Cependant, il est important de rappeler que l’accès aux soins n’est en réalité que la partie émergée de l’iceberg des inégalités sociales de santé. En effet, le système de soins dans son ensemble n’a qu’un impact limité de 20% sur l’état de santé de la population contre 30% pour les comportements individuels, 10% pour l’environnement physique et 40% pour les déterminants socio-économiques. Difficile dès lors, de faire peser les inégalités territoriales uniquement sur la question de l’accès aux soins, aujourd’hui prédominante dans le débat public. Mais ces chiffres témoignent d’une réalité plus profonde : la santé ne se limite pas aux soins. Une fois ce constat posé, il semble indispensable de repenser notre approche de la santé par une véritable démarche préventive transdisciplinaire, pour améliorer durablement la santé publique.
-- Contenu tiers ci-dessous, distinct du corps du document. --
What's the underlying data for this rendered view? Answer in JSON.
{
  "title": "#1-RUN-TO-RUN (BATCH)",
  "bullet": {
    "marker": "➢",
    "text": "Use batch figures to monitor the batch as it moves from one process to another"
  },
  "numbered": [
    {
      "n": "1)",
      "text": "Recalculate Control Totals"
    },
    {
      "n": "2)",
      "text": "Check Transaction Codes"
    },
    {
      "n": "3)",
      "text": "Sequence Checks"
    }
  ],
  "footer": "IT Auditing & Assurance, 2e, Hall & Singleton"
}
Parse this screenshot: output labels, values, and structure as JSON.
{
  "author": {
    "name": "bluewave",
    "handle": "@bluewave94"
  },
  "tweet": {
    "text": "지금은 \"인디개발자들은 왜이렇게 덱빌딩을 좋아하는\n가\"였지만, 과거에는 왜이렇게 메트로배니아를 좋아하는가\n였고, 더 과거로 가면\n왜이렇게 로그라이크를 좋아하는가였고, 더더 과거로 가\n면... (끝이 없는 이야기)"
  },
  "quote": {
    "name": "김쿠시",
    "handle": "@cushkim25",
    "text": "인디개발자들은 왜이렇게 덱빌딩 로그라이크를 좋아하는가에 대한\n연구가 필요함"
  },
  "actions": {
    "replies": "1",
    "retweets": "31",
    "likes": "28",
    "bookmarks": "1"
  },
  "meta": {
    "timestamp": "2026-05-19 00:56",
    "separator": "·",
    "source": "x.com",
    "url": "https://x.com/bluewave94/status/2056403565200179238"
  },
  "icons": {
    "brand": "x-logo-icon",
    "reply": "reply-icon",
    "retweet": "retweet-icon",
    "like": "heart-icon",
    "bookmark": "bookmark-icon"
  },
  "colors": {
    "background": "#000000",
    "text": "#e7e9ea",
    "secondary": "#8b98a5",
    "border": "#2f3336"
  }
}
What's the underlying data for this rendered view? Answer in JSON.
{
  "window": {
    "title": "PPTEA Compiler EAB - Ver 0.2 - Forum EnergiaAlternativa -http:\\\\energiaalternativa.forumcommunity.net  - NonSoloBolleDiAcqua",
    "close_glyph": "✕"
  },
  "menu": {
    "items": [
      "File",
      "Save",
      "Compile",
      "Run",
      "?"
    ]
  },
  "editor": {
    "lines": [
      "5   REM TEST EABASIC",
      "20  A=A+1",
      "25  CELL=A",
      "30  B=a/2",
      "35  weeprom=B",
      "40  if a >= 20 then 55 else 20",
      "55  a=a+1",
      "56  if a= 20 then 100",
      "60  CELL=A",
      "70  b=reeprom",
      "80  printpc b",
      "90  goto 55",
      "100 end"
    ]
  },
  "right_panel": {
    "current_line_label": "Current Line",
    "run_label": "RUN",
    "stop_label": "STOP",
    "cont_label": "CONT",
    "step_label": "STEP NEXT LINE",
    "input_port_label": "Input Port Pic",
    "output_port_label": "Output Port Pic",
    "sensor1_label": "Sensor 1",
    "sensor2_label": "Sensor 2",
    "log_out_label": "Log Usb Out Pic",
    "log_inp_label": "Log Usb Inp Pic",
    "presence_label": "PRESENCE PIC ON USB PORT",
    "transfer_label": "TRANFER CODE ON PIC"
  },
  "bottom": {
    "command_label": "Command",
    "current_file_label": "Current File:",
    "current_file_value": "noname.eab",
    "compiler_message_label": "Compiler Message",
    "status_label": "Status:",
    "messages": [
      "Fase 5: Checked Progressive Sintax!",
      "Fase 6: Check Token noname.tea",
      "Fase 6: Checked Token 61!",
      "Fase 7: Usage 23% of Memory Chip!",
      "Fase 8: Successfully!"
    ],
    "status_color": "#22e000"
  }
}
Pourtant, alors que ces données sont connues et que la volonté paraît partagée par tous (le terme “prévention” étant sur toutes les lèvres) aucune véritable action globale en ce sens ne semble se structurer. Et pour cause, avec une dette publique et sociale croissante, la réponse politique se concentre davantage sur l’idée de faire subsister le système social plutôt que de le transcender. La volonté de refondation se traduit d’ailleurs par le coup d’épée dans l’eau qu’a été le CNR-santé, n’aboutissant qu’à développer les concertations locales pour stimuler la coopération et ainsi espérer trouver des solutions. En résumé : “débrouillez-vous, les caisses sont vides”. Quel étrange message pour des acteurs locaux déjà submergés dans leur rôle actuel…

Mauvais pari sanitaire

 

La réponse politique sur cette thématique large de la santé se traduit donc aujourd’hui par des balbutiements, au mieux palliatifs, au pire dangereux, faute de capacité financière et structurelle pour amener la véritable refondation nécessaire pour préparer l’avenir. En témoignent les mesures éparses, sans ligne directrice cohérente, annoncées par Gabriel Attal et Frédéric Valletoux en avril dernier, ou encore les négociations des nouvelles conventions entre l’Assurance Maladie et les professionnels de santé libéraux, n’actant au mieux qu’un simple rattrapage de l’inflation. Cependant, si maintenir le système à flot pourrait être considéré comme une réussite d’un point de vue économique, seul un investissement ambitieux permettra de le faire évoluer pour répondre aux besoins de santé. Le choix stratégique de miser sur la réduction des dépenses est un mauvais pari sanitaire, qui aura sans aucun doute des conséquences néfastes sur le long terme. Car, en médecine comme en politique, la prévention implique de s’investir en amont pour limiter l’impact sur la santé et ainsi réduire les besoins afférents.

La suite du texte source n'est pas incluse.